Putusan ini menguatkan bahwa perkawinan di Indonesia bukan hanya urusan administratif atau legal, tetapi juga melibatkan dimensi agama dan kepercayaan yang dianut oleh kedua belah pihak yang menikah.
Pandangan MK Mengenai Perkawinan dan Agama
MK berpendapat bahwa aturan yang mengharuskan perkawinan dilangsungkan menurut agama atau kepercayaan tertentu tidak bisa dianggap sebagai kebijakan yang diskriminatif. Sebaliknya, MK melihat bahwa prinsip ketuhanan, yang tercantum dalam Pancasila dan Undang-Undang Dasar 1945 (UUD 1945), memang mengharuskan adanya hubungan antara perkawinan dengan keyakinan agama.
Arief Hidayat menegaskan, "Perkawinan tidak terlepas dari prinsip-prinsip ketuhanan, sesuai dengan amanat UUD 1945 sebagai dasar hukum dan Pancasila sebagai ideologi bangsa yang juga berprinsip ketuhanan."
Dengan demikian, mengatur perkawinan berdasarkan agama dan kepercayaan masing-masing bukanlah suatu tindakan yang diskriminatif, melainkan merupakan upaya untuk memastikan bahwa norma-norma ketuhanan tetap dihormati dalam setiap proses perkawinan.

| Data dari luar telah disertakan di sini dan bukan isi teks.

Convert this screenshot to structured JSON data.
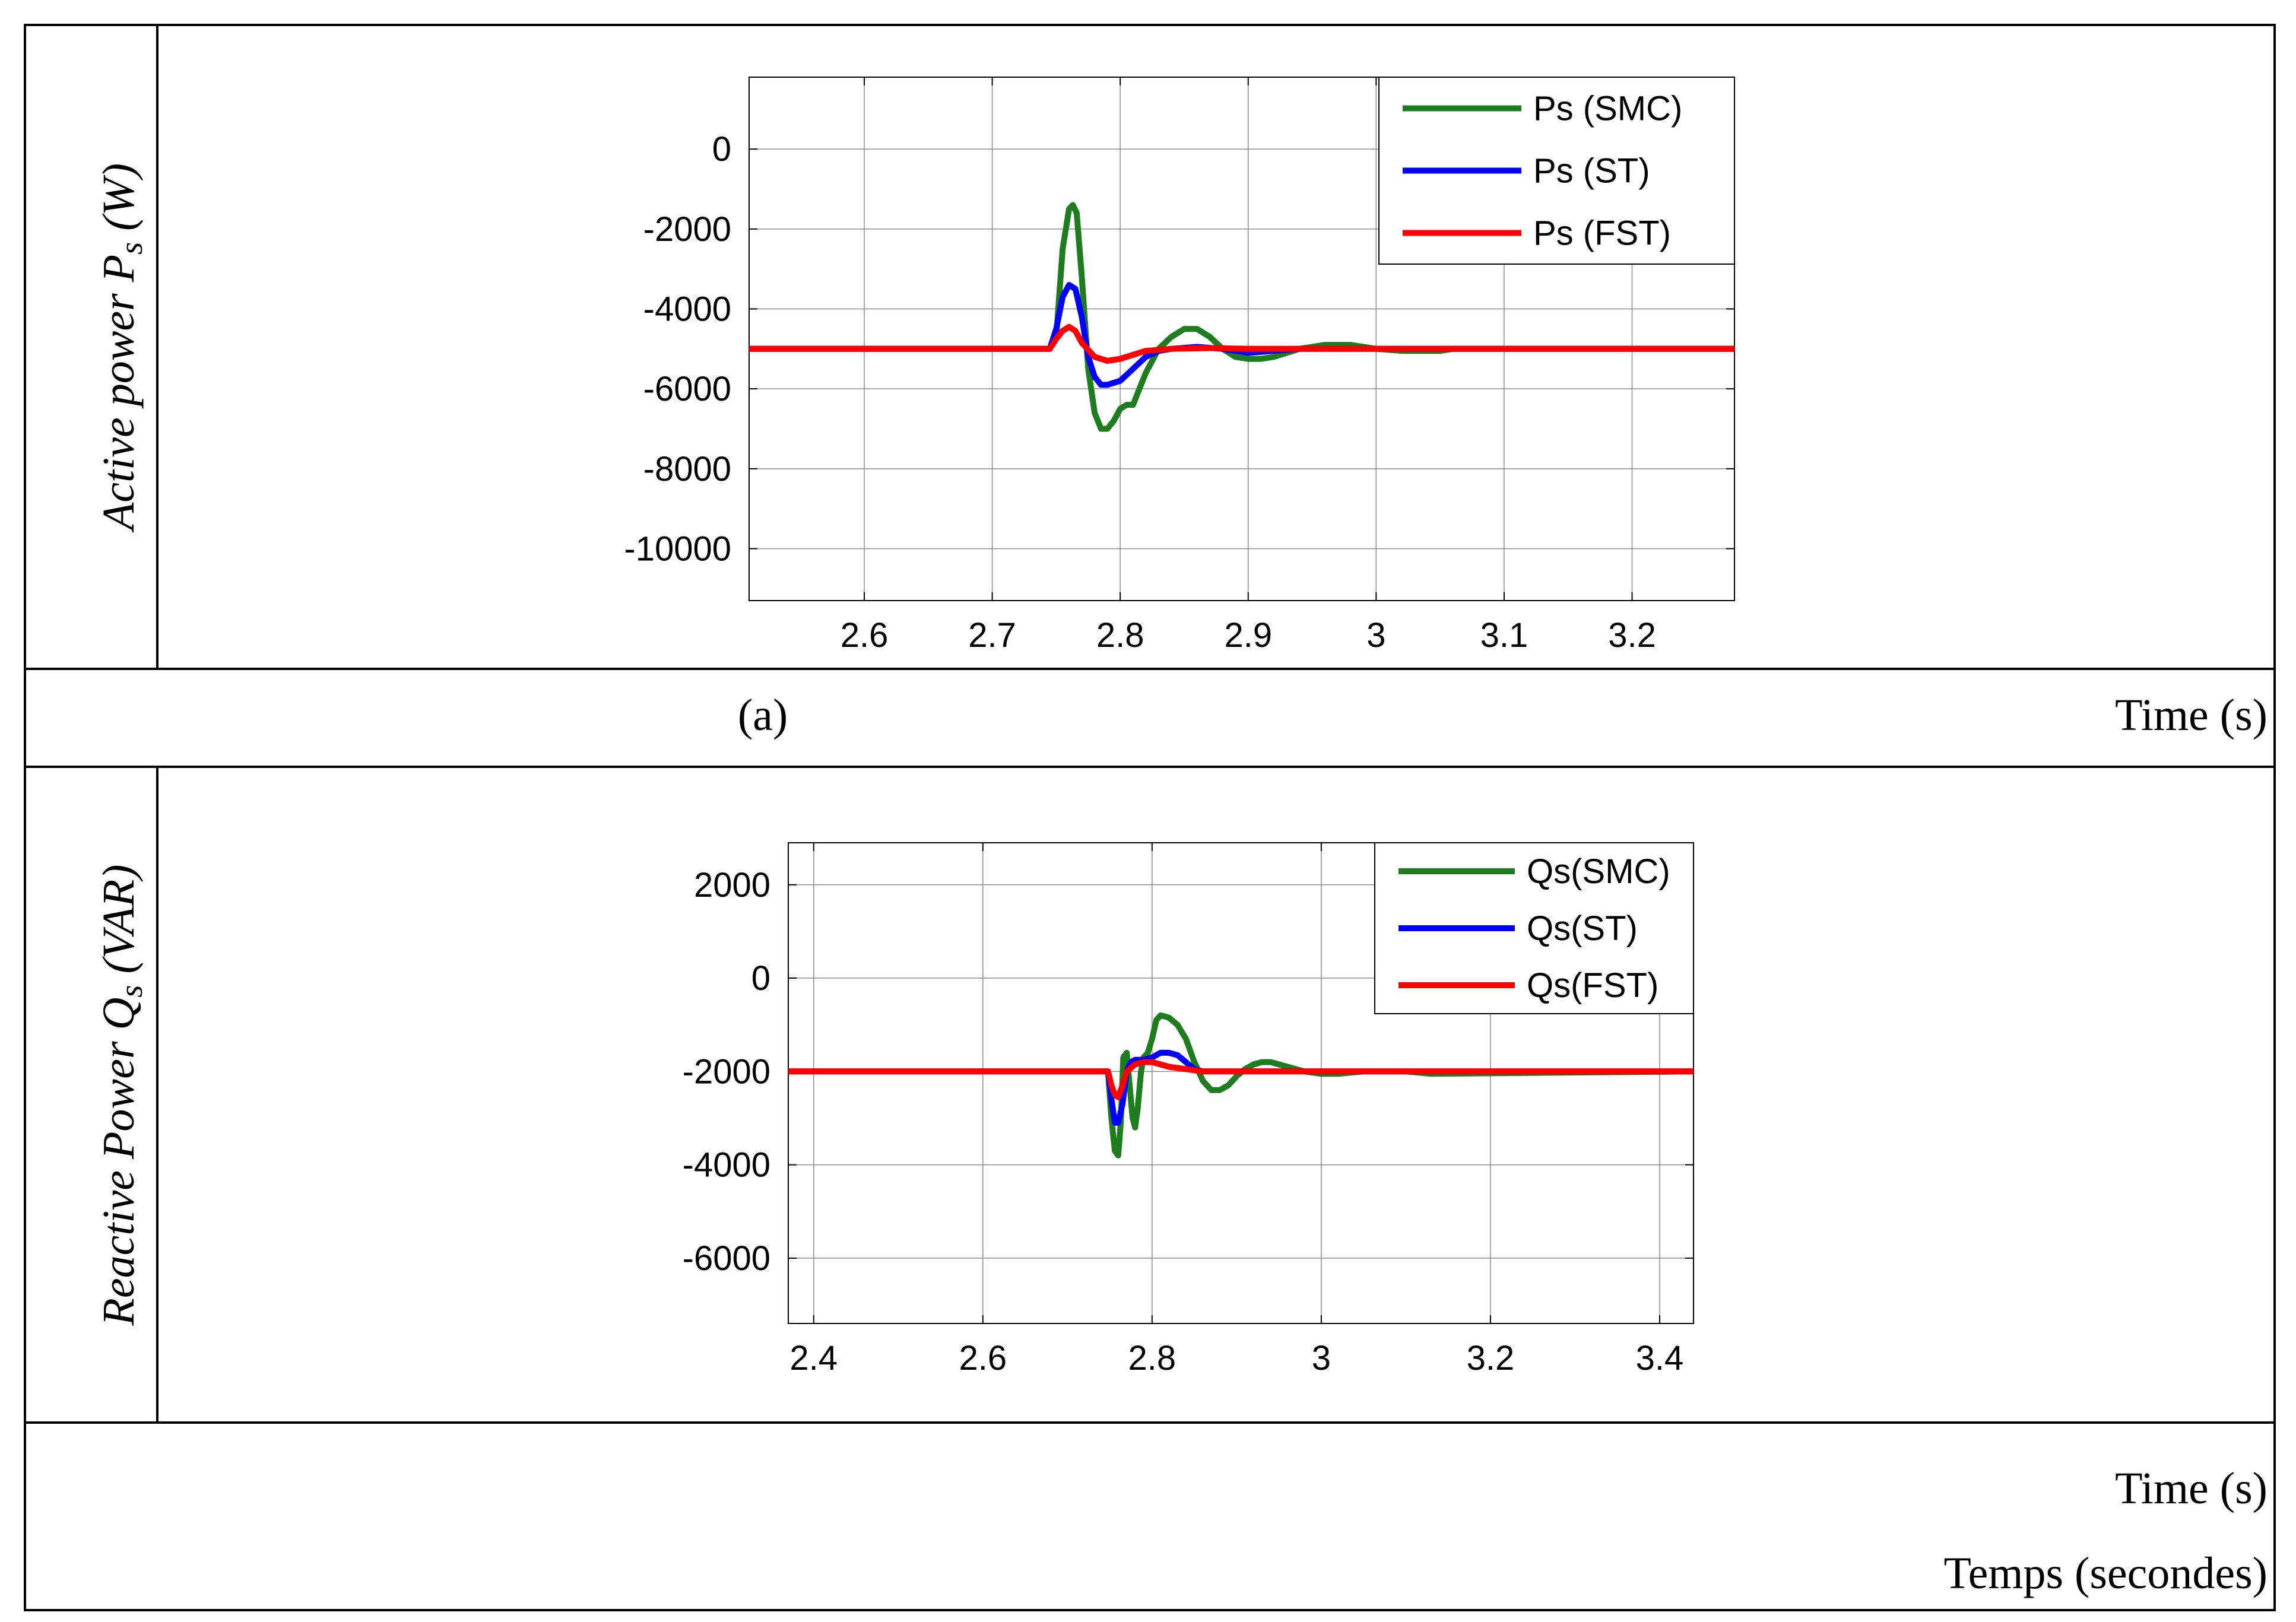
{
  "captions": {
    "panel_a_label": "(a)",
    "panel_a_time": "Time (s)",
    "panel_b_time": "Time (s)",
    "panel_b_time_fr": "Temps (secondes)"
  },
  "ylabels": {
    "a_main": "Active power P",
    "a_sub": "s",
    "a_unit": " (W)",
    "b_main": "Reactive Power Q",
    "b_sub": "s",
    "b_unit": " (VAR)"
  },
  "colors": {
    "smc": "#1e7d1e",
    "st": "#0000ff",
    "fst": "#ff0000"
  },
  "chart_data": [
    {
      "type": "line",
      "id": "a",
      "xlim": [
        2.51,
        3.28
      ],
      "ylim": [
        -11300,
        1800
      ],
      "xticks": [
        2.6,
        2.7,
        2.8,
        2.9,
        3.0,
        3.1,
        3.2
      ],
      "xtick_labels": [
        "2.6",
        "2.7",
        "2.8",
        "2.9",
        "3",
        "3.1",
        "3.2"
      ],
      "yticks": [
        0,
        -2000,
        -4000,
        -6000,
        -8000,
        -10000
      ],
      "ytick_labels": [
        "0",
        "-2000",
        "-4000",
        "-6000",
        "-8000",
        "-10000"
      ],
      "grid": true,
      "legend_position": "top-right",
      "series": [
        {
          "name": "Ps (SMC)",
          "color_key": "smc",
          "x": [
            2.51,
            2.745,
            2.75,
            2.755,
            2.76,
            2.763,
            2.766,
            2.77,
            2.775,
            2.78,
            2.785,
            2.79,
            2.795,
            2.8,
            2.805,
            2.81,
            2.815,
            2.82,
            2.83,
            2.84,
            2.85,
            2.86,
            2.87,
            2.88,
            2.89,
            2.9,
            2.91,
            2.92,
            2.93,
            2.94,
            2.95,
            2.96,
            2.97,
            2.98,
            2.99,
            3.0,
            3.02,
            3.05,
            3.06,
            3.28
          ],
          "y": [
            -5000,
            -5000,
            -4700,
            -2500,
            -1500,
            -1400,
            -1600,
            -3200,
            -5500,
            -6600,
            -7000,
            -7000,
            -6800,
            -6500,
            -6400,
            -6400,
            -6000,
            -5600,
            -5000,
            -4700,
            -4500,
            -4500,
            -4700,
            -5000,
            -5200,
            -5250,
            -5250,
            -5200,
            -5100,
            -5000,
            -4950,
            -4900,
            -4900,
            -4900,
            -4950,
            -5000,
            -5050,
            -5050,
            -5000,
            -5000
          ]
        },
        {
          "name": "Ps (ST)",
          "color_key": "st",
          "x": [
            2.51,
            2.745,
            2.75,
            2.755,
            2.76,
            2.765,
            2.77,
            2.775,
            2.78,
            2.785,
            2.79,
            2.8,
            2.81,
            2.82,
            2.83,
            2.84,
            2.86,
            2.88,
            2.9,
            2.92,
            2.94,
            2.96,
            3.28
          ],
          "y": [
            -5000,
            -5000,
            -4500,
            -3700,
            -3400,
            -3500,
            -4200,
            -5200,
            -5700,
            -5900,
            -5900,
            -5800,
            -5500,
            -5200,
            -5050,
            -5000,
            -4950,
            -5000,
            -5100,
            -5050,
            -5000,
            -5000,
            -5000
          ]
        },
        {
          "name": "Ps (FST)",
          "color_key": "fst",
          "x": [
            2.51,
            2.745,
            2.75,
            2.755,
            2.76,
            2.765,
            2.77,
            2.78,
            2.79,
            2.8,
            2.81,
            2.82,
            2.84,
            2.87,
            2.9,
            2.95,
            3.28
          ],
          "y": [
            -5000,
            -5000,
            -4750,
            -4550,
            -4450,
            -4550,
            -4850,
            -5200,
            -5300,
            -5250,
            -5150,
            -5050,
            -5000,
            -4980,
            -5000,
            -5000,
            -5000
          ]
        }
      ]
    },
    {
      "type": "line",
      "id": "b",
      "xlim": [
        2.37,
        3.44
      ],
      "ylim": [
        -7400,
        2900
      ],
      "xticks": [
        2.4,
        2.6,
        2.8,
        3.0,
        3.2,
        3.4
      ],
      "xtick_labels": [
        "2.4",
        "2.6",
        "2.8",
        "3",
        "3.2",
        "3.4"
      ],
      "yticks": [
        2000,
        0,
        -2000,
        -4000,
        -6000
      ],
      "ytick_labels": [
        "2000",
        "0",
        "-2000",
        "-4000",
        "-6000"
      ],
      "grid": true,
      "legend_position": "top-right",
      "series": [
        {
          "name": "Qs(SMC)",
          "color_key": "smc",
          "x": [
            2.37,
            2.748,
            2.752,
            2.756,
            2.76,
            2.763,
            2.766,
            2.77,
            2.773,
            2.777,
            2.78,
            2.783,
            2.787,
            2.79,
            2.795,
            2.8,
            2.805,
            2.81,
            2.815,
            2.82,
            2.83,
            2.84,
            2.85,
            2.86,
            2.87,
            2.88,
            2.89,
            2.9,
            2.91,
            2.92,
            2.93,
            2.94,
            2.95,
            2.96,
            2.98,
            3.0,
            3.02,
            3.05,
            3.1,
            3.13,
            3.44
          ],
          "y": [
            -2000,
            -2000,
            -3000,
            -3700,
            -3800,
            -3100,
            -1700,
            -1600,
            -2200,
            -3000,
            -3200,
            -2800,
            -2000,
            -1700,
            -1600,
            -1300,
            -900,
            -800,
            -820,
            -850,
            -1000,
            -1300,
            -1800,
            -2200,
            -2400,
            -2400,
            -2300,
            -2100,
            -1950,
            -1850,
            -1800,
            -1800,
            -1850,
            -1900,
            -2000,
            -2050,
            -2050,
            -2000,
            -2000,
            -2050,
            -2000
          ]
        },
        {
          "name": "Qs(ST)",
          "color_key": "st",
          "x": [
            2.37,
            2.748,
            2.752,
            2.756,
            2.76,
            2.765,
            2.77,
            2.775,
            2.78,
            2.79,
            2.8,
            2.81,
            2.82,
            2.83,
            2.84,
            2.85,
            2.86,
            2.88,
            2.9,
            2.95,
            3.44
          ],
          "y": [
            -2000,
            -2000,
            -2600,
            -3100,
            -3100,
            -2700,
            -2000,
            -1800,
            -1750,
            -1750,
            -1700,
            -1600,
            -1600,
            -1650,
            -1800,
            -1950,
            -2000,
            -2000,
            -2000,
            -2000,
            -2000
          ]
        },
        {
          "name": "Qs(FST)",
          "color_key": "fst",
          "x": [
            2.37,
            2.748,
            2.752,
            2.756,
            2.76,
            2.765,
            2.77,
            2.78,
            2.79,
            2.8,
            2.81,
            2.82,
            2.84,
            2.86,
            2.9,
            2.95,
            3.44
          ],
          "y": [
            -2000,
            -2000,
            -2300,
            -2500,
            -2550,
            -2300,
            -2000,
            -1850,
            -1800,
            -1800,
            -1850,
            -1900,
            -1950,
            -2000,
            -2000,
            -2000,
            -2000
          ]
        }
      ]
    }
  ]
}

Perkawinan sebagai Bentuk Ibadah
Lebih lanjut, MK menyatakan bahwa perkawinan adalah ibadah dan sekaligus ekspresi dalam beragama atau berkepercayaan. Oleh karena itu, pelaksanaan perkawinan akan sepenuhnya diserahkan kepada aturan agama atau kepercayaan masing-masing pihak yang menikah, dan bukan menjadi wewenang negara untuk mengatur secara rinci.

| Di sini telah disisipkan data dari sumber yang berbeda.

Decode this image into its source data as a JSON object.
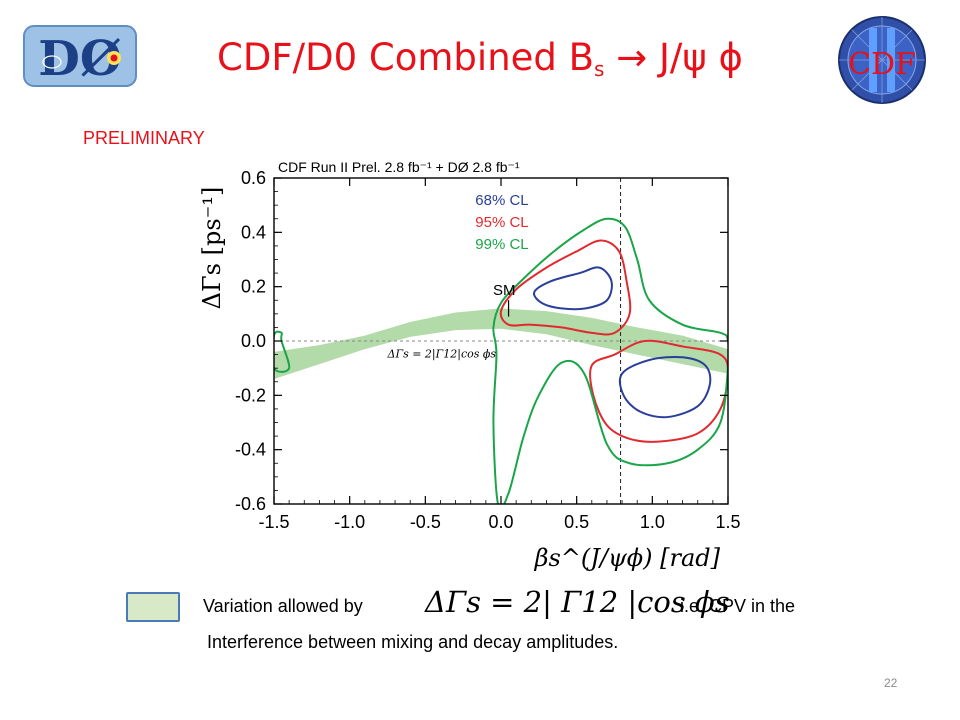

Arief Hidayat menambahkan untuk syarat sah perkawinan ditentukan oleh hukum masing-masing agama serta kepercayaan.
Penolakan Gugatan
Dalam putusannya, MK memutuskan untuk menolak gugatan yang diajukan oleh para pemohon yang menganggap Pasal 2 Ayat 1 UU Perkawinan tidak konstitusional. MK menyatakan bahwa argumen yang diajukan oleh para pemohon tidak beralasan menurut hukum, karena sudah sesuai dengan prinsip ketuhanan dalam konstitusi negara.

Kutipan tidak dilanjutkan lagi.